MINNEAPOLIS - We're here along the Mississippi River in North Minneapolis where they're growing mushrooms in a big concrete warehouse. Raised just two miles from a warehouse turned agricultural gem, Ian Silver-Ramp of Mississippi Mushrooms is the go-to guy for mushrooms in his hometown.
"I studied agriculture at the University of Minnesota and worked in the forest pathology lab as a student. And my interest just kind of mushroomed from there!" he jokes.
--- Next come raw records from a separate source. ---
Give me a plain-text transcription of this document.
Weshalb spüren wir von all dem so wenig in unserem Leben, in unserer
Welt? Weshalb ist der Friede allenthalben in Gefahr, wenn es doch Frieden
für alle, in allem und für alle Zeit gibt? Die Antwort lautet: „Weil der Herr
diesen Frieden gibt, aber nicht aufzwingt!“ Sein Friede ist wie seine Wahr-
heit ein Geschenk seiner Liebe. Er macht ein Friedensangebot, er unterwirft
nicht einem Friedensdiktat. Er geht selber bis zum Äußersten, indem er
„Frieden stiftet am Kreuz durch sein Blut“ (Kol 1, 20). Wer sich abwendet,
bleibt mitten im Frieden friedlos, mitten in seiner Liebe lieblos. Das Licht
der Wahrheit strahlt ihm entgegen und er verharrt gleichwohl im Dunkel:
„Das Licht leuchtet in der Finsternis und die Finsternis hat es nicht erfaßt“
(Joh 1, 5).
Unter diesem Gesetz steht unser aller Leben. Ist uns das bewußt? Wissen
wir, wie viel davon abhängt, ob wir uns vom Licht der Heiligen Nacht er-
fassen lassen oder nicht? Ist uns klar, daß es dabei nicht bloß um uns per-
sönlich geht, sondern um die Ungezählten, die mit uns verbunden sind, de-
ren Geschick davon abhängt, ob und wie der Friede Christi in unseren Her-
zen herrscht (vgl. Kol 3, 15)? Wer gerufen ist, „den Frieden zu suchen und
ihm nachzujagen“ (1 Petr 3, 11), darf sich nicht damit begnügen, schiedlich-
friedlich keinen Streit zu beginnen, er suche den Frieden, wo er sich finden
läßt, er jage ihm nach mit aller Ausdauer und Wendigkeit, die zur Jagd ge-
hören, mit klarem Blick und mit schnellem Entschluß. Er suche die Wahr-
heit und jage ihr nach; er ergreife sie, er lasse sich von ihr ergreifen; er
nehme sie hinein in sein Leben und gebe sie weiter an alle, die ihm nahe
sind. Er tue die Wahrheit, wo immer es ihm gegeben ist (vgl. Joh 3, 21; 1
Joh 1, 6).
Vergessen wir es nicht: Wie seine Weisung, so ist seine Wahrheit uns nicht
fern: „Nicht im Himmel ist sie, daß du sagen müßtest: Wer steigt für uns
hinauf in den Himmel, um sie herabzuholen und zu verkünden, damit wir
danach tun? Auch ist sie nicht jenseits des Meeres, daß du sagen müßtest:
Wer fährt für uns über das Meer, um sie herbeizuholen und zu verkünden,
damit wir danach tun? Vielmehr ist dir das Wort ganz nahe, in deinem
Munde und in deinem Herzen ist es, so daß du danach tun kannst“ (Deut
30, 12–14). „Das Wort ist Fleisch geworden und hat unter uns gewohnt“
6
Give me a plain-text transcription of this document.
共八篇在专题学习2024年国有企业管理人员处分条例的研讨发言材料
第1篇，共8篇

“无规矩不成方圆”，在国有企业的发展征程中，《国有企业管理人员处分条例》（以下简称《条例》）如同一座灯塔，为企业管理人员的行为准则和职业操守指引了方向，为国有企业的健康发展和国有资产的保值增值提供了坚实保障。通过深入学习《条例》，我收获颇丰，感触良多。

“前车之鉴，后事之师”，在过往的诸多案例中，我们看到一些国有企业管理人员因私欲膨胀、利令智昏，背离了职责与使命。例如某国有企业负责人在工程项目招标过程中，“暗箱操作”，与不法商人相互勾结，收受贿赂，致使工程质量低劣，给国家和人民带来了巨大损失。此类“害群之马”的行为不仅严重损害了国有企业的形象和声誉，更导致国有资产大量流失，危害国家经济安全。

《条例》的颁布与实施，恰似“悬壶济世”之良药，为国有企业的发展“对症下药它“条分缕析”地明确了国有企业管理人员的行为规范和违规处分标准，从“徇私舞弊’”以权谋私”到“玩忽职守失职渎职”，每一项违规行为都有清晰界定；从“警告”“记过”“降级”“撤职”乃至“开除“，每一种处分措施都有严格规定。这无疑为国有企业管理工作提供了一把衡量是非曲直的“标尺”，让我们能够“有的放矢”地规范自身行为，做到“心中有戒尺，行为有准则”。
So how does one go about growing mushrooms in a setting like this?
"So the first thing you do is you mix the substrate," begins Silver-Ramp.
Hold on. Let's explain substrate.
He explains, "This is a mixture of Cottonwood and Oak sawdust. This is ash. We have it ground really fine. And this is mustard seed chaff. We also use spent brewers grain. Those are our four ingredients we use to grow mushrooms. And they are all waste products."
Waste products meaning he's taking stuff that no one wants and putting it to good use. Ok, back to the process.
"Then you sterilize the substrate to kill all pathogens and contaminants. Then you inoculate the substrate with the fungus. Then you allow it to colonize and incubate and that's what you see happening here. That takes about three weeks and then we move into the growing rooms and each mushroom will take three to six weeks to go through the growing cycle," says Silver-Ramp
An app controls the temperature, carbon dioxide, humidity, lights and air movement in four different growing rooms, all critical to optimal growth.
"So we are looking at some nameko mushrooms here... really tasty, really crunchy and pretty hard to find. So we're one of if not the only supplier of this mushroom locally," he says, showing Bobby and me around a growing room.
Want to eat them? Snag a reservation at Bar La Grassa, Cafe Ena, Spoon and Stable, Bellecour or Young Joni among other eateries around town. Or cook them up yourself! They're available at several Twin Cities Co-ops (East Side Co-op, Linden Hills Co-op, Wedge, Seward Co-ops, Mississippi Markets). You can also get them straight from the source, plus get a quick tour Saturdays and Sundays at 11 a.m. to 2 p.m.